Mitchell, from the evidence I’ve heard, couldn’t sing a sad song if he tried, and he certainly doesn’t try here. Somehow though, it all gels, with Mitchell turning it into a cheeky come-on over a chirpy backing of whistling, ukulele and backing harmonies. He’s hoping to charm his ex into coming back.

After

And listeners kept coming back to Singing the Blues – his version made it to number 1 for two more week-long stints, making him one of only five acts to have the same number 1 on three separate occasions. The other artists are Frankie Laine with I Believe, Pharrell Williams with Happy, What Do You Mean? by Justin Bieber and Despacito (Remix) by Luis Fonsi and Daddy Yankee featuring Justin Bieber.

The Outro

At the same time as the Mitchell and Robbins versions were released, they found themselves competing with a third, by up-and-coming rock’n’roller Tommy Steele. More on that next time…

The Info

Written by

Melvin Endsley

Producer

Mitch Miller

Weeks at number 1

3 (4-10 January, 18-24 January & 1-7 February)

Trivia

Births

6 January: Astronaut Michael Foale
22 January: Journalist Francis Wheen
24 January: Comedian Adrian Edmondson

Meanwhile…

9 January: 1957 began with political change. Prime Minister Anthony Eden had struggled at the end of 1956 to recover from the debacle of Suez, and perhaps because of this he had suffered ill health.
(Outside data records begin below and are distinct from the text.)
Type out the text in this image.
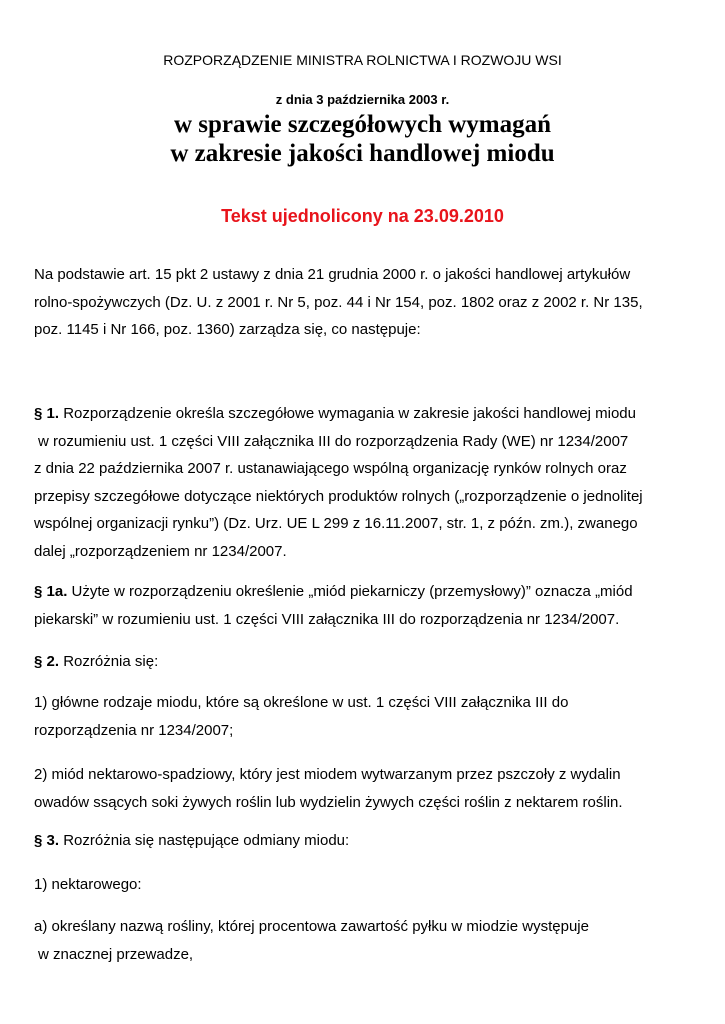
ROZPORZĄDZENIE MINISTRA ROLNICTWA I ROZWOJU WSI
z dnia 3 października 2003 r.
w sprawie szczegółowych wymagań
w zakresie jakości handlowej miodu
Tekst ujednolicony na 23.09.2010

Na podstawie art. 15 pkt 2 ustawy z dnia 21 grudnia 2000 r. o jakości handlowej artykułów
rolno-spożywczych (Dz. U. z 2001 r. Nr 5, poz. 44 i Nr 154, poz. 1802 oraz z 2002 r. Nr 135,
poz. 1145 i Nr 166, poz. 1360) zarządza się, co następuje:

§ 1. Rozporządzenie określa szczegółowe wymagania w zakresie jakości handlowej miodu
w rozumieniu ust. 1 części VIII załącznika III do rozporządzenia Rady (WE) nr 1234/2007
z dnia 22 października 2007 r. ustanawiającego wspólną organizację rynków rolnych oraz
przepisy szczegółowe dotyczące niektórych produktów rolnych („rozporządzenie o jednolitej
wspólnej organizacji rynku”) (Dz. Urz. UE L 299 z 16.11.2007, str. 1, z późn. zm.), zwanego
dalej „rozporządzeniem nr 1234/2007.

§ 1a. Użyte w rozporządzeniu określenie „miód piekarniczy (przemysłowy)” oznacza „miód
piekarski” w rozumieniu ust. 1 części VIII załącznika III do rozporządzenia nr 1234/2007.

§ 2. Rozróżnia się:

1) główne rodzaje miodu, które są określone w ust. 1 części VIII załącznika III do
rozporządzenia nr 1234/2007;

2) miód nektarowo-spadziowy, który jest miodem wytwarzanym przez pszczoły z wydalin
owadów ssących soki żywych roślin lub wydzielin żywych części roślin z nektarem roślin.

§ 3. Rozróżnia się następujące odmiany miodu:

1) nektarowego:

a) określany nazwą rośliny, której procentowa zawartość pyłku w miodzie występuje
w znacznej przewadze,
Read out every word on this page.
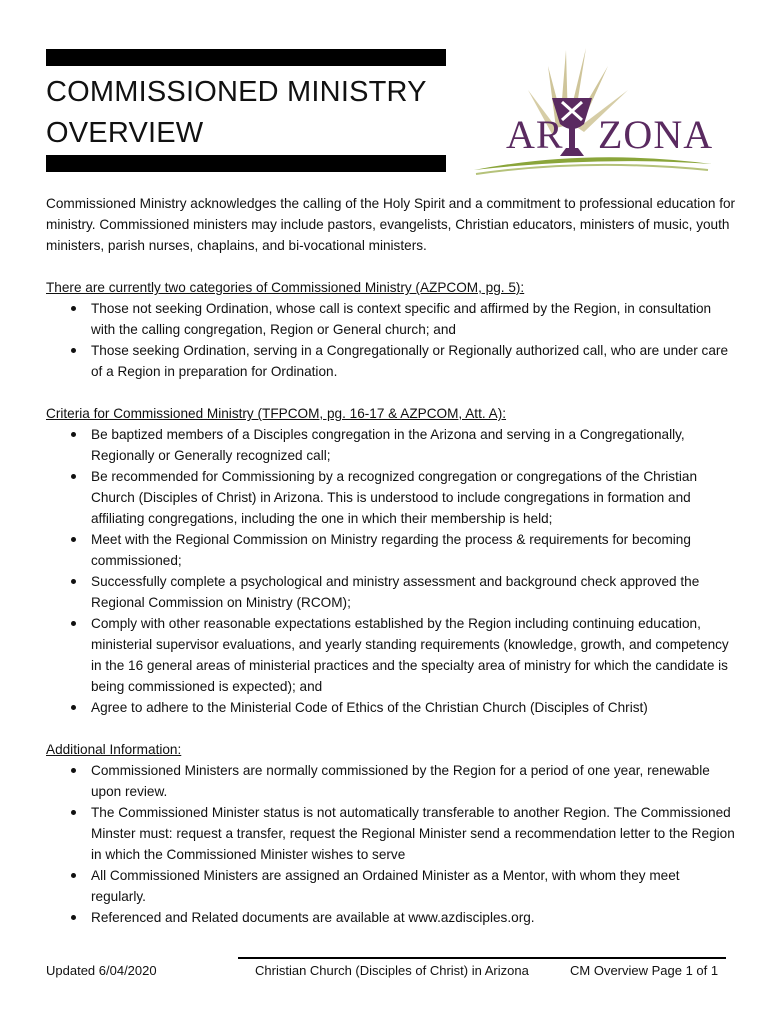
COMMISSIONED MINISTRY
OVERVIEW	AR ZONA

Commissioned Ministry acknowledges the calling of the Holy Spirit and a commitment to professional education for ministry. Commissioned ministers may include pastors, evangelists, Christian educators, ministers of music, youth ministers, parish nurses, chaplains, and bi-vocational ministers.

There are currently two categories of Commissioned Ministry (AZPCOM, pg. 5):
Those not seeking Ordination, whose call is context specific and affirmed by the Region, in consultation with the calling congregation, Region or General church; and
Those seeking Ordination, serving in a Congregationally or Regionally authorized call, who are under care of a Region in preparation for Ordination.
Criteria for Commissioned Ministry (TFPCOM, pg. 16-17 & AZPCOM, Att. A):
Be baptized members of a Disciples congregation in the Arizona and serving in a Congregationally, Regionally or Generally recognized call;
Be recommended for Commissioning by a recognized congregation or congregations of the Christian Church (Disciples of Christ) in Arizona. This is understood to include congregations in formation and affiliating congregations, including the one in which their membership is held;
Meet with the Regional Commission on Ministry regarding the process & requirements for becoming commissioned;
Successfully complete a psychological and ministry assessment and background check approved the Regional Commission on Ministry (RCOM);
Comply with other reasonable expectations established by the Region including continuing education, ministerial supervisor evaluations, and yearly standing requirements (knowledge, growth, and competency in the 16 general areas of ministerial practices and the specialty area of ministry for which the candidate is being commissioned is expected); and
Agree to adhere to the Ministerial Code of Ethics of the Christian Church (Disciples of Christ)
Additional Information:
Commissioned Ministers are normally commissioned by the Region for a period of one year, renewable upon review.
The Commissioned Minister status is not automatically transferable to another Region. The Commissioned Minster must: request a transfer, request the Regional Minister send a recommendation letter to the Region in which the Commissioned Minister wishes to serve
All Commissioned Ministers are assigned an Ordained Minister as a Mentor, with whom they meet regularly.
Referenced and Related documents are available at www.azdisciples.org.
Updated 6/04/2020	Christian Church (Disciples of Christ) in Arizona	CM Overview Page 1 of 1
His doctors advised him to quit if he wanted to carry on living, and so he resigned.

10 January: With no formal process in place at the time, the Conservative Party decided Eden would be succeeded by then-Chancellor Harold Macmillan. The political situation was so rocky at the time that Macmillan told Queen Elizabeth II he could not promise the government would last longer than six weeks.